Just how many of the romances and harrowing tales were real and how many were imagined is, obviously, open to great question. The word “mistress” had become so commonplace that any woman a man was seen speaking to at a Schiff Friday night could be labeled his mistress by Saturday morning. One day, Mrs. Alfred Liebmann, the wife of the brewer, was lunching with her friend Hulda Lashanska, the concert singer. Girlishly, Mlle. Lashanska told Mrs. Liebmann when they met that they might be joined by “a beau.” Who should show up but the glamorous “Black Prince”—Felix Warburg! Scandal! News of that affair and “mistress” filled the telephone hours for days afterward. But, since it had been an in-the-crowd lunch, news of it never got outside. (And Lashanska, meanwhile, was a good friend of Frieda Warburg’s also, which made it seem like a tempest in a teapot.)
Sometimes, as was the custom of the era, when divorce was “not done” except in a Guggenheim-like emergency, the mistress did indeed join the household and become, in Mary McCarthy’s phrase, “a friend of the family.” At other times this proved difficult, and there were permanently bruised feelings all around.
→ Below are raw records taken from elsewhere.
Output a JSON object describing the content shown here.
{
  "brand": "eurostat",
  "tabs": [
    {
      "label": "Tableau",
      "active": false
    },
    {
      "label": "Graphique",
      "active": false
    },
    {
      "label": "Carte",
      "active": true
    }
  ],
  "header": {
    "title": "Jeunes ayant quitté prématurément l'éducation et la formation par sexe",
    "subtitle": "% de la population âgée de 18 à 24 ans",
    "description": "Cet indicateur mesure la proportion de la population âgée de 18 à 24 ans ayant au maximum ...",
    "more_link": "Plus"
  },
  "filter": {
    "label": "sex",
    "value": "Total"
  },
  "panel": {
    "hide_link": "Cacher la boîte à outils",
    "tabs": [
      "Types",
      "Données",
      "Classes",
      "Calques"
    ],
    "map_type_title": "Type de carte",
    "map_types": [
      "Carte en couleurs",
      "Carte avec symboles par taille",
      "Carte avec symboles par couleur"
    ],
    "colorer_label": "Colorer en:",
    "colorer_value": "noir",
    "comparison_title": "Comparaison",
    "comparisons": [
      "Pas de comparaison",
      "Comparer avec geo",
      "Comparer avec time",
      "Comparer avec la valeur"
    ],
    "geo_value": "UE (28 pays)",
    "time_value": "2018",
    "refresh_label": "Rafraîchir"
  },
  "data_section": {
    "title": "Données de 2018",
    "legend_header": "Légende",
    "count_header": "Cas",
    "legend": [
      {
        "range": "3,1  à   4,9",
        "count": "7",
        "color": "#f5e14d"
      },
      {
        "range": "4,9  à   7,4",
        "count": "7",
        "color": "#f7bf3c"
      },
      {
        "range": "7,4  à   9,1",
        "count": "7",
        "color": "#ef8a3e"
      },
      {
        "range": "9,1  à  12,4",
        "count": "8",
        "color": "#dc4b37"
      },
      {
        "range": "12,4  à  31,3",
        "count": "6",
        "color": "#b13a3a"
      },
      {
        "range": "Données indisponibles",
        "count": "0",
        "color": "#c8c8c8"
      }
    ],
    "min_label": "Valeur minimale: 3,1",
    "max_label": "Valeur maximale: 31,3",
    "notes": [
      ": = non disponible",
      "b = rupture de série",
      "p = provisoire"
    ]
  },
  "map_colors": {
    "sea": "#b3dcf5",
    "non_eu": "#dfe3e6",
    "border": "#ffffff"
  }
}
There were husbands and wives who, though they traveled and entertained together, never spoke, and there were couples who, even though they went to the same dinner parties, were not on speaking terms with other couples over affairs of the heart.
There was one much-liked member of the crowd whose wife, it was suddenly announced, had taken a lover, himself a married man. The affair eventually terminated itself, and, some time later, the young wife died. Though this might have been considered the end of things, it wasn’t, and a family conference was called to see what should be done about the dead wife’s shocking treatment of her husband while living. Her desk was searched and, sure enough, certain letters turned up which “proved” her guilt. These were then bundled up and shipped—not to their sender but to his wife as “evidence” of his behavior. It was then deemed necessary to tell the dead wife’s young children of their mother’s transgressions. These exchanges of information were harsh, but also protective, for now where else could the talk fly? It had flown full circle, and all “within the family.”